Victor Navasky has been first its editor and then its publisher for almost 30 years. This wonderful book is at once his story, a history of the Nation, a comedy of manners of the East Coast intelligentsia and an ardent and affecting statement of just how important to the failing life of democracy is the existence of journals of opinion and dissent.

But the book, like the man, stands up for more than that. At a time of reflex anti-Americanism on the part of the European left, Navasky reminds us of what the best of our allies really sounds like. He has, as he says, not much time for the dislocations of postmodernism, and stands squarely in the tradition of the great journalists of American literature: Mark Twain, Lincoln Steffens, Walter Lippmann, Martha Gellhorn. What is more, he stands in that line every bit their equal, master of a plain, robust and self-aware prose.

Navasky had a rich and gamey career before the Nation. He edited an early American sort-of-Private Eye called the Monocle. He published the Cold War spoof, Report from Black Mountain; he wrote Naming Names, his gripping chronicle of the grisly business of the House UnAmerican Activities Committee.

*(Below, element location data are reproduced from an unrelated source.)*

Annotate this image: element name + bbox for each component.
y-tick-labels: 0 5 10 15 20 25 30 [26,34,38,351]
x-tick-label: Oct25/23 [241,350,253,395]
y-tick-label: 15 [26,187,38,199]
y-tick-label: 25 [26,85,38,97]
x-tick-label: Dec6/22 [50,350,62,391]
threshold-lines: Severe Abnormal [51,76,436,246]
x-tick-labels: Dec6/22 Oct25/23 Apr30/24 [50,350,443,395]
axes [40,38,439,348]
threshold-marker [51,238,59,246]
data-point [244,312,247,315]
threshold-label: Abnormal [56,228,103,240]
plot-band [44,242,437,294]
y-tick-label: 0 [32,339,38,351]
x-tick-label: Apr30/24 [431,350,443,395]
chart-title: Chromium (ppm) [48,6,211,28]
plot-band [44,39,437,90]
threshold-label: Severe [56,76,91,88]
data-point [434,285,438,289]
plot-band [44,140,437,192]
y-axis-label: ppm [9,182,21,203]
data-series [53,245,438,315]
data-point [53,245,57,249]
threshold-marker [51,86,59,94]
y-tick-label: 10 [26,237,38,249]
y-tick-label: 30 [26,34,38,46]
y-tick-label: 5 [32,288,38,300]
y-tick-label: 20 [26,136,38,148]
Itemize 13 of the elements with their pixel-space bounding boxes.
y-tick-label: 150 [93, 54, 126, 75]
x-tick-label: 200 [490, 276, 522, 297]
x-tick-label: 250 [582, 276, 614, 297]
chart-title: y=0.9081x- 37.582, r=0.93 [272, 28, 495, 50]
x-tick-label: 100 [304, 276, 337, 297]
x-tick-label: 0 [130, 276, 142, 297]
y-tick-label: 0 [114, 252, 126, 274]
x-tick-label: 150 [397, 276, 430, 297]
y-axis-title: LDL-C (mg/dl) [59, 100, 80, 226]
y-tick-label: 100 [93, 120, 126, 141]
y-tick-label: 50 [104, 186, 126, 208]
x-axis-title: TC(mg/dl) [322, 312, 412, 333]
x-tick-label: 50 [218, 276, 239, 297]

His is a tumultuous narrative, told with an immediacy as well as a sardonic good humour which leaves no gap at all between the character of its author and the presence of the book. Even its few longueurs are short, for the endless tales of how Navasky's utter devotion kept the Nation financially afloat have a strangler's grip. Keeping the Nation not just alive but so muscular, so vigorous, has no bottom line. It is the duty such a man feels and has to the best in his mighty nation's inheritance, bringing out for our admiration the best in him, and them.